De tuin van Suldrun

werk van Jack Vance

De tuin van Suldrun (Engels: Suldruns Garden) is een roman geschreven door Jack Vance. In De Tuin van Suldrun beschrijft Vance een episode uit de geschiedenis van Lyonesse, waarin magie, avontuur en allerlei verwikkelingen door elkaar lopen. Lyonesse verscheen als avonturenroman in 1982, na een reeks boeken waarin Vance steeds minder liet gebeuren.

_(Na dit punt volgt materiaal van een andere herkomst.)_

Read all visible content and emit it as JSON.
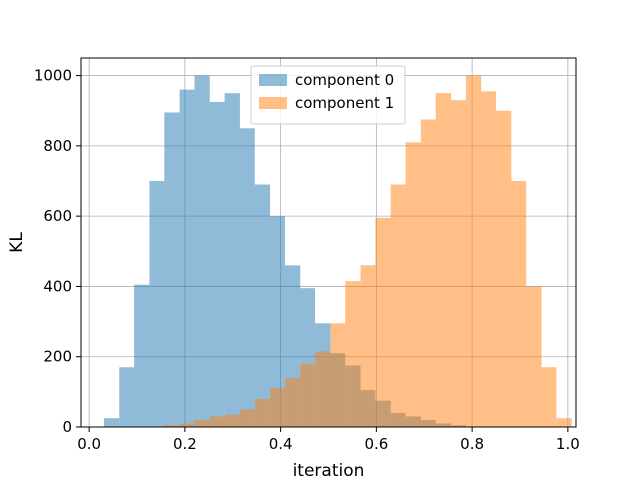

De tuin van Suldrun is vertaald door Annemarie van Ewijck en verscheen in het Nederlands in 1984. Het boek is het eerste in de Lyonesse-trilogie.

De tuin van Suldrun
Oorspronkelijke titel Suldrun's garden
Auteur(s) Jack Vance
Vertaler Annemarie van Ewijck
Reeks/serie Lyonesse
Uitgever M=SF 199
Uitgegeven 1984
Pagina's 532
ISBN 90-290-1515-2
Vervolg De groene parel
Portaal  Portaalicoon   Literatuur

Lyonesse maakt deel uit van een eilandenrijk dat zuidelijk van Ierland en ten westen van Frankrijk (Armorica, het huidige Bretagne) in de Atlantische Oceaan gelegen zou hebben.

Verhaal bewerken

Leeswaarschuwing: Onderstaande tekst bevat details over de inhoud of de afloop van het verhaal.
 
Landkaart Lyonesse

Het eerste deel van het boek beschrijft de gang van zaken aan het hof van Haidion, waar koning Casmir de scepter zwaait over Lyonesse. Casmir streeft ernaar om alle eilandstaten onder zijn bewind te brengen en deinst er niet voor terug om alle mogelijkheden te benutten. Zelfs niet voor het uithuwelijken van zijn dochter Suldrun, die echter weigert en daardoor voorgoed verbannen wordt naar een afgelegen strandje aan zee. Daar spoelt op een dag de drenkeling Aillas aan, zoon van de koning van de eilandstaat Troicinet. Aillas raakt gevangen, waarbij een intrigant aan het hof een achterbakse rol speelt. Niettegenstaande haar omstandigheden brengt Suldrun in het geheim een kind van Aillas ter wereld, een jongen, Dhrun geheten, die in het verhaal aan een lange omzwerving begint. Verwarrend daarbij is dat hij een jaar in een elfenschoei doorbrengt, wat een tijdsprong ten gevolge heeft, die op verwarrende wijze in de verwikkelingenreeks doorwerkt. Het wisselkind waarmee Dhrun wordt geruild is een meisje, Madouc, dat opgroeit aan het hof Haidion. Casmir beseft echter niet dat een verwisseling heeft plaatsgevonden.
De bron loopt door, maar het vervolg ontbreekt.